The justification of this decision will encompass giving considerations to the risk of investment. In this case, I would be more confident to invest in PepsiCo because its liquidity ration implies that if suddenly the company were to pay the short-term creditors, it would remain with a 44% surplus with regard to its current assets. I would not invest in Coca-Cola on the other hand because if it did was required to pay the short-term obligations it has, it would remain with a minimal amount of surplus (only about 13%), and thus investing in it has more risks.

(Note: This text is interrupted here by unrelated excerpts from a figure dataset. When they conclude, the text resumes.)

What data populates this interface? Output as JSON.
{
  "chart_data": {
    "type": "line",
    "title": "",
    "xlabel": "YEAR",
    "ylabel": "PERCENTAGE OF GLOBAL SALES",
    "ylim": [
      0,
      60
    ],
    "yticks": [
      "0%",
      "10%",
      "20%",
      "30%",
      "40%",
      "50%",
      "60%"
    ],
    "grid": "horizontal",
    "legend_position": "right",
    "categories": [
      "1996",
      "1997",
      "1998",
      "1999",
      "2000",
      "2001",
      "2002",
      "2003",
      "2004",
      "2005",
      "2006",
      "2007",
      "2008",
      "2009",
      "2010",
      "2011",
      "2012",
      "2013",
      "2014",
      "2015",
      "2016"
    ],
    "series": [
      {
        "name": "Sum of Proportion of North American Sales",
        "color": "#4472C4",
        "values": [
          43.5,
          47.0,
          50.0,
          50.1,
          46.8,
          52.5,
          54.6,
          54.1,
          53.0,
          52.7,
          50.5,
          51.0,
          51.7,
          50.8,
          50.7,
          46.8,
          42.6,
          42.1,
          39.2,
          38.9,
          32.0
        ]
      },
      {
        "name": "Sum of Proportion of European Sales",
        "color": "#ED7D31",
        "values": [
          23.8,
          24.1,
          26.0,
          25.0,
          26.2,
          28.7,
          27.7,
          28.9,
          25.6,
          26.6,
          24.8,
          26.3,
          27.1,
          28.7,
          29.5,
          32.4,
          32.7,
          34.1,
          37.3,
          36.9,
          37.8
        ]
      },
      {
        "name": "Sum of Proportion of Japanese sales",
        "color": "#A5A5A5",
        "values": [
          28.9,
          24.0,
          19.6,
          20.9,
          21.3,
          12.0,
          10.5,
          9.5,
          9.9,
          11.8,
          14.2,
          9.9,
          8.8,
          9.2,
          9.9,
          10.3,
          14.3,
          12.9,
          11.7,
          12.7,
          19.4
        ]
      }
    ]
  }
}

Employee’s Company of Choice
If I were a potential employee, the company I would rather work for is ‘PepsiCo’ Company. This is because of the kind of pension plan as well as its total reward schemes for its employees. The company alongside its ‘definite benefit plan’ or pension has a good total reward scheme that relates to all the benefits that its employees get. This includes the health and medical insurance that has encompassed provision for choice to be covered in one of more of the health insurance policy including; group legal, life insurance, medical, dental, disability Insurance, and flexible spending accounts. Other benefits were wellness which includes the company’s effort to improve health of the employee through ‘healthy living’, and ‘healthy money’ where the company has devoted itself to helping its employees build an effective financial plan. Other benefits are retirement benefits, and work-life benefits.
In short, in evaluating the pension plans of the two companies, both companies are doing well however, Coca Cola’s pension plan was well funded. This is after its projected benefit obligation value is subtracted from the fair value of its plan. From the PepsiCo report, the company has made sufficient use of its bond with regard to funding its pension liability.